Today, our political leaders are afraid to address the gravest and
deepest concerns of the American voter. Today, the real "gap"
in American politics is not the "gender gap," nor is it the
"soccer mom gap. " It is the "character gap" --
the timidity of our elected leaders and their unwillingness to speak
to America' s greatest problem -- the moral decline of our nation.
III. Hope for the Future
Despite these challenges, however, our hope for the future is certain. All across this land, there is a stirring of the spirit -- a growing wave of spiritual yearning and hunger. It is the hunger that is filling football stadiums with scores of thousands of men who seek to be reconciled with their God, their families, and their neighbors. It is a yearning that is filling church pews with baby-boomers who are looking for a firm foundation in their lives. And it is a hunger that has mobilized millions of men and women of sincere faith to get involved in the political arena. These forces are changing the face and the tenor of politics -- they are demanding of their political leaders that they address the real problems of America, not just the easy ones!!!
We can restore our culture. How? It begins at home. Those many people who have said that the family is the first and best Department of Health, Education and Welfare ever created are right. ...

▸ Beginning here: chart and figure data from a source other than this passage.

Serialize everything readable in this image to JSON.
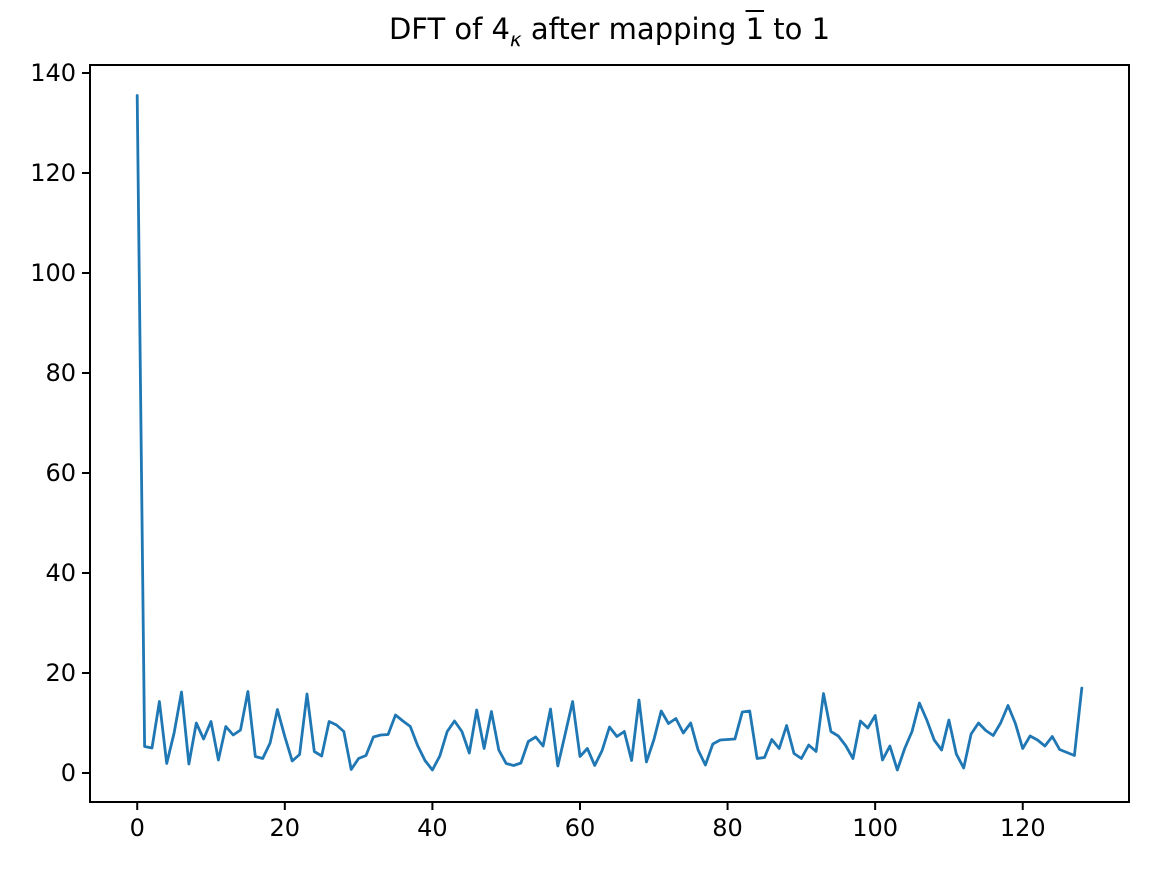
{
  "figure": {
    "title_parts": {
      "prefix": "DFT of 4",
      "subscript": "κ",
      "middle": " after mapping ",
      "overbar": "1",
      "suffix": " to 1"
    }
  },
  "chart_data": {
    "type": "line",
    "title": "DFT of 4_κ after mapping 1̄ to 1",
    "xlabel": "",
    "ylabel": "",
    "grid": false,
    "legend": null,
    "box": true,
    "line_color": "#1f77b4",
    "axis_color": "#000000",
    "background": "#ffffff",
    "x_start": 0,
    "x_step": 1,
    "x_ticks": [
      0,
      20,
      40,
      60,
      80,
      100,
      120
    ],
    "y_ticks": [
      0,
      20,
      40,
      60,
      80,
      100,
      120,
      140
    ],
    "xlim": [
      -6.4,
      134.4
    ],
    "ylim": [
      -5.8,
      141.6
    ],
    "values": [
      135.5,
      5.3,
      5.0,
      14.3,
      1.9,
      8.0,
      16.2,
      1.8,
      10.0,
      6.8,
      10.3,
      2.6,
      9.3,
      7.6,
      8.6,
      16.3,
      3.3,
      2.9,
      6.0,
      12.7,
      7.3,
      2.4,
      3.7,
      15.8,
      4.3,
      3.4,
      10.3,
      9.6,
      8.3,
      0.7,
      2.9,
      3.5,
      7.2,
      7.6,
      7.7,
      11.6,
      10.4,
      9.3,
      5.5,
      2.5,
      0.6,
      3.4,
      8.3,
      10.4,
      8.3,
      4.0,
      12.6,
      4.9,
      12.3,
      4.6,
      1.9,
      1.5,
      2.0,
      6.3,
      7.2,
      5.4,
      12.8,
      1.4,
      7.8,
      14.3,
      3.3,
      4.9,
      1.5,
      4.5,
      9.2,
      7.3,
      8.3,
      2.5,
      14.6,
      2.2,
      6.6,
      12.4,
      9.9,
      10.9,
      8.0,
      10.0,
      4.6,
      1.6,
      5.8,
      6.6,
      6.7,
      6.8,
      12.2,
      12.4,
      2.9,
      3.1,
      6.7,
      4.9,
      9.5,
      3.9,
      2.9,
      5.6,
      4.3,
      15.9,
      8.3,
      7.4,
      5.5,
      2.9,
      10.4,
      9.0,
      11.5,
      2.6,
      5.4,
      0.6,
      4.9,
      8.3,
      14.0,
      10.6,
      6.6,
      4.6,
      10.6,
      3.8,
      1.0,
      7.8,
      10.0,
      8.5,
      7.5,
      10.0,
      13.5,
      9.9,
      4.9,
      7.4,
      6.6,
      5.4,
      7.3,
      4.7,
      4.1,
      3.5,
      17.0
    ]
  }
}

It extends to our communities. Our churches and other houses of worship are the backbone of any community. They deserve not only our respect but our lives. Our schools educate our children -- we need to work with them to ensure that our children get the best education they can not a social laboratory. Give schools back to parents and take them away from the leaders of a powerful left-wing labor union.
We need to demand from our national political leaders true leadership. That means the courage to tackle tough issues. They should do it because it is right. But they should also do it because it will get them reelected. In a poll done the night of the election, the Wirthlin Group revealed that the moral and cultural issues were the issues that could have turned the election toward a different result.
Put God Back Into The Public Life Of Our Nation Once Again.
A final thought. Standing in front of the Statue of Liberty a decade ago, the great Polish Solidarity leader Lech Walesa was asked about America. "Take care of her," he replied, "the world needs her to lead for if she doesn't do it, who will?" Our job is to take care of America.
I offer all of us today that challenge. Before God we will take care of the precious gift that is America.
God bless you!
I can do all things through Christ who strengthens me.